A group of Aurukun parents has launched an advertising campaign pleading with the state and federal governments to continue with the Cape York Academy.
The State Government has floated the idea of taking control of the primary school with a review underway.
Teachers were evacuated last month and the school temporarily closed due to safety concerns after violence spilled onto the street.
The academy, led by Noel Pearson, uses a direct instruction syllabus in partnership with Education Queensland.
In the “hands off our school” newspaper and Youtube campaign, the Wik women’s group said they wanted to keep the current model, and government was not listening.
They said ‘sly grogging’ and out-of-control teenagers were the problem, not the school.
“You must listen to those of us who send our children to school and understand how much better our school is now compared to years ago,” they said.
“We cannot believe our school has become the scapegoat for the social problems in our community.
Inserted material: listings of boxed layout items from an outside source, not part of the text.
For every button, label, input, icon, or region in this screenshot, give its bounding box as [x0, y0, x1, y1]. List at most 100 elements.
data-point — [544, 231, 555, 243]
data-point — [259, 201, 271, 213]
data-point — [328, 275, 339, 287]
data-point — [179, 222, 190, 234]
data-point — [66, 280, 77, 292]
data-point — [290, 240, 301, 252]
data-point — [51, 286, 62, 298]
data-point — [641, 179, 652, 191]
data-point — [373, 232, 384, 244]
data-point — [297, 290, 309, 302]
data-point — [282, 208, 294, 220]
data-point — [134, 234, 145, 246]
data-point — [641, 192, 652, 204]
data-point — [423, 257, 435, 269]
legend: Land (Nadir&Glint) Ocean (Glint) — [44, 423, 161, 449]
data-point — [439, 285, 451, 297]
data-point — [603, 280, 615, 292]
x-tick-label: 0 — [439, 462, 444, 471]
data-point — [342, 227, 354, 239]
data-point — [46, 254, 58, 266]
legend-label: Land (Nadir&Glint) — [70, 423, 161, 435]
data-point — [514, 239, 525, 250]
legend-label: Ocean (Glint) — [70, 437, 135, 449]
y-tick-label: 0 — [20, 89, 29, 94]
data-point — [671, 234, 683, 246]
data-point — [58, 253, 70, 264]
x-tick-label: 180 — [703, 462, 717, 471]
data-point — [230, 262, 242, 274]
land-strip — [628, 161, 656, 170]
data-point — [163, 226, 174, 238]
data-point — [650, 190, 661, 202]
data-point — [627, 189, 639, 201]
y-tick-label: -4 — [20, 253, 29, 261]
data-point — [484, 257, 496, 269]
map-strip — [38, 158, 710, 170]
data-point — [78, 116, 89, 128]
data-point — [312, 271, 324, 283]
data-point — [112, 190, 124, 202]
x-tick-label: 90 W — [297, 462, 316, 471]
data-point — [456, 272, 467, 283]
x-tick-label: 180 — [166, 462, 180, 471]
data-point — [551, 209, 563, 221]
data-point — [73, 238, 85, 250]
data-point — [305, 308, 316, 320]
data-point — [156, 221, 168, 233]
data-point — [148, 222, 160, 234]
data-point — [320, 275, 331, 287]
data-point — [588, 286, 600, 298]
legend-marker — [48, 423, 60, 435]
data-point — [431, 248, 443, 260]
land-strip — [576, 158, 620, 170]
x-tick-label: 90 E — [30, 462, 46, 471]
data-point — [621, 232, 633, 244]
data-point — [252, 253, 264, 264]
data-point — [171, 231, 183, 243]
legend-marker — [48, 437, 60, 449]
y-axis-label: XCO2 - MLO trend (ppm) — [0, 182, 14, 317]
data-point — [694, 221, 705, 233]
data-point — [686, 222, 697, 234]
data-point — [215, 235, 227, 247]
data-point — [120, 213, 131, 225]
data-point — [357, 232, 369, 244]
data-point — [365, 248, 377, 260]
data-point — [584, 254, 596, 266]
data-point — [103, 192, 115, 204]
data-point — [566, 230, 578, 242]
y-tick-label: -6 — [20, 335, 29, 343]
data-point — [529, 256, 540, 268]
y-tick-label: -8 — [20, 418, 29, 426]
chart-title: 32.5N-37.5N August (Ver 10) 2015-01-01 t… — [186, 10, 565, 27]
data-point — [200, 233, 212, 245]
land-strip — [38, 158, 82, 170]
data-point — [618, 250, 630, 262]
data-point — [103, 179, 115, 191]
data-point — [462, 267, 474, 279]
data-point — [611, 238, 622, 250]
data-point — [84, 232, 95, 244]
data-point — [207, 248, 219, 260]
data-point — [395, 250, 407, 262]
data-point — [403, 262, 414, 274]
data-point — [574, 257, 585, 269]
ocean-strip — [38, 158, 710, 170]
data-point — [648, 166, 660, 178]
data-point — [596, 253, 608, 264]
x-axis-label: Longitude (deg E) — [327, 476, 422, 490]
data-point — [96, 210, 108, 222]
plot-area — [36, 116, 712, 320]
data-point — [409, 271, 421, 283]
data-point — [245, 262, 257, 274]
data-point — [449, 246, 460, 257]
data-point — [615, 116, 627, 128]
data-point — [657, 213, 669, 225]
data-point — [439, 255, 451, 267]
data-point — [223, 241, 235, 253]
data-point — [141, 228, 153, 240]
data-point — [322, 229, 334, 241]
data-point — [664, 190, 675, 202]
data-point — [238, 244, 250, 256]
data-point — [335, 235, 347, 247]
“The real issue lies within the home.”
The school, the only in the community, is due to reopen this term, with kids learning through distance education during its closure.
Its 25 teachers were evacuated on May 11 for a second time after the school principal’s car was stolen twice by a group of youths, one who was carrying an axe.
Mr Pearson manages the school and two others on the Cape using direct instruction teaching, developed in the US in the 1960s.
The direct instruction system focuses on the needs of children with learning difficulties, and breaks each learning task to its smallest component to help students master simpler skills before moving to more difficult skills.
A spokesperson for Premier Annastacia Palaszczuk said she had met with Phyllis Yunkaporta, who spoke first in the Youtube video, and other Wik women on her recent visit to Aurukun.
“The temporary closure of the school was necessary due to safety fears expressed by the school staff,” the spokesperson said.
“However other measures were put in place, and we look forward to finalising long-term plans for the education needs of the community in the very near future.”